Commissaires : Shary Boyle et Shauna Thompson.

 

Réalisées individuellement et collectivement par sept artistes contemporains, dont six sont des artistes inuits, les céramiques et œuvres sur papier de Terriens puisent leur inspiration de la condition terrestre. Elles sont à la fois visionnaires, transformatives et d’un autre monde, mais aussi profondément humaines.

Bien qu’ils travaillent dans des contextes culturels et géographiques distincts — Kangiqliniq (Rankin Inlet), Kinngait (Cape Dorset), Qamani’tuaq (Baker Lake) et Toronto —, les artistes participant à cette exposition partagent une approche intuitive et engageante des matériaux et de l’imagerie narrative, fortement axée sur la main-d’œuvre. Dans leurs œuvres, des personnages détaillés font l’objet de transformations et de métamorphoses, de croisements hybrides entre animaux et humains, entre mythe et réalité, et entre lieux réels et imaginaires. Ces pièces, à la fois physiques et charnelles, sensuelles et spirituelles, étrangères et familières, semblent émaner de mondes fantasmagoriques.

« L’espace, tout comme notre façon de l’occuper, est une question politique aussi bien que pratique. Je m’applique à fabriquer de petites sculptures, lentement, avec le plus grand soin. L’invitation de la Fondation Esker a constitué une occasion magnifique d’exposer mon travail à une échelle généreuse. Qui allais-je inviter à ma table?

Il y a des artistes qui travaillent à partir de leur intuition, qui tirent parti de leurs expériences personnelles et de leur mémoire culturelle à des fins narratives. Ces artistes choisissent des sujets qu’ils connaissent intimement, personnellement, physiquement. C’est une façon innée de travailler qui favorise une conversation humaine au-delà de l’art.

Je conçois cette approche, y compris la mienne, comme une forme d’« art passerelle » qui relie les êtres humains, les animaux, l’espace et la terre. Cet art relie les langues. Il relie le réel et l’irréel. La vie et la mort. Le passé et le futur. C’est un art pour communiquer, au moyen de symboles, de mythes, de rêves et d’hybrides. Un art qui rapproche. »

— Shary Boyle

Artists: Roger Aksadjuak, Shuvinai Ashoona, Pierre Aupilardjuk, Shary Boyle, Jessie Kenalogak, John Kurok & Leo Napayok.
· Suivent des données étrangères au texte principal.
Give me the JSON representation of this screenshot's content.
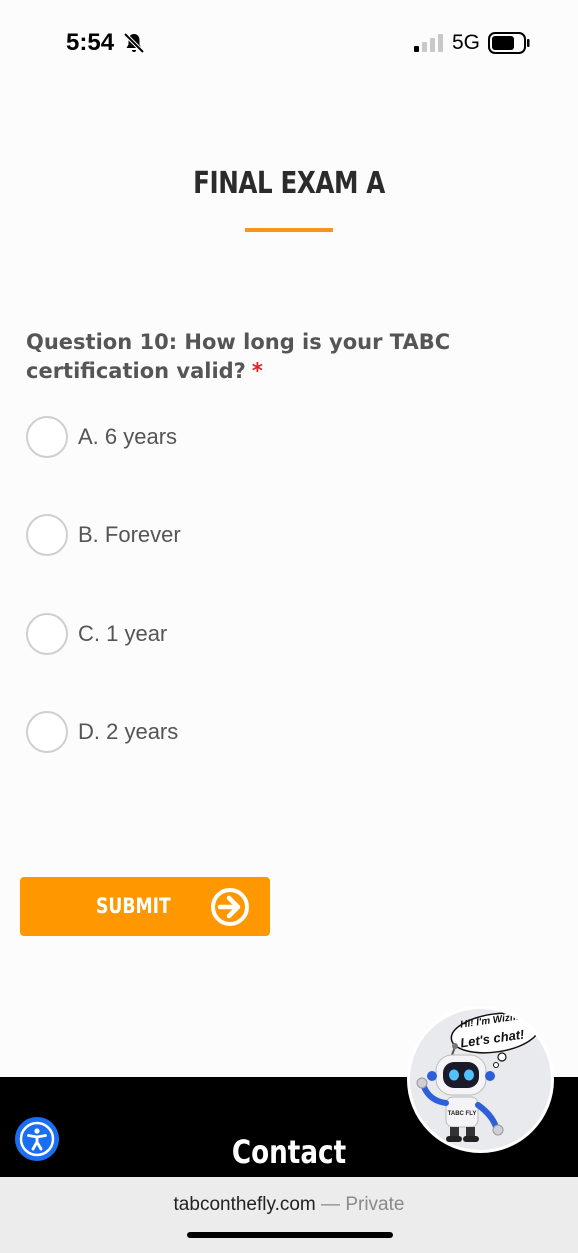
{
  "status_bar": {
    "time": "5:54",
    "network": "5G"
  },
  "page": {
    "title": "FINAL EXAM A"
  },
  "question": {
    "text": "Question 10: How long is your TABC certification valid?",
    "required_mark": "*"
  },
  "options": [
    {
      "label": "A. 6 years"
    },
    {
      "label": "B. Forever"
    },
    {
      "label": "C. 1 year"
    },
    {
      "label": "D. 2 years"
    }
  ],
  "submit": {
    "label": "SUBMIT"
  },
  "footer": {
    "contact": "Contact"
  },
  "chatbot": {
    "bubble_line1": "Hi! I'm Wizmo.",
    "bubble_line2": "Let's chat!",
    "badge": "TABC FLY"
  },
  "browser": {
    "domain": "tabconthefly.com",
    "privacy": " — Private"
  },
  "colors": {
    "accent": "#ff9800",
    "rule": "#f7941d",
    "required": "#e02020",
    "footer": "#000000",
    "accessibility": "#1a6ef0"
  },
  "icons": [
    "bell-slash-icon",
    "signal-icon",
    "battery-icon",
    "arrow-right-circle-icon",
    "accessibility-icon",
    "chatbot-robot-icon"
  ]
}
Curators: Shary Boyle & Shauna Thompson.

 

The ceramics and works on paper of Earthlings, produced both individually and collaboratively by seven contemporary artists, including six Inuit artists, are at once visionary, transformative and otherworldly — and profoundly human.

Though making work from distinct cultural and geographical positions — from Kangiqliniq (Rankin Inlet), Kinngait (Cape Dorset), Qamani’tuaq (Baker Lake), and Toronto — the artists in Earthlings share an intuitive and labor-intensive approach to materials and narrative imagery. In these works, detailed figures are subject to transformations and transmogrifications, hybrid blendings of animal and human, reality and myth, and actual and imagined spaces. These pieces seem to emerge from phantasmagorical worlds, simultaneously fleshly and physical, sensual and spiritual, alien and familiar.

« Space, and how we occupy it, is a political as well as a practical concern. I wish to make small sculptures, slowly, with great care. An invitation to exhibit them at the Esker Foundation was a grand opportunity, on a generous scale. Who could I invite to join me at the table?

There are artists who work from their intuition, who channel their personal experience and cultural memory for narrative. These artists choose their subjects because they know them intimately, personally, physically. It is a way of working that is innate, and encourages a human conversation larger than art.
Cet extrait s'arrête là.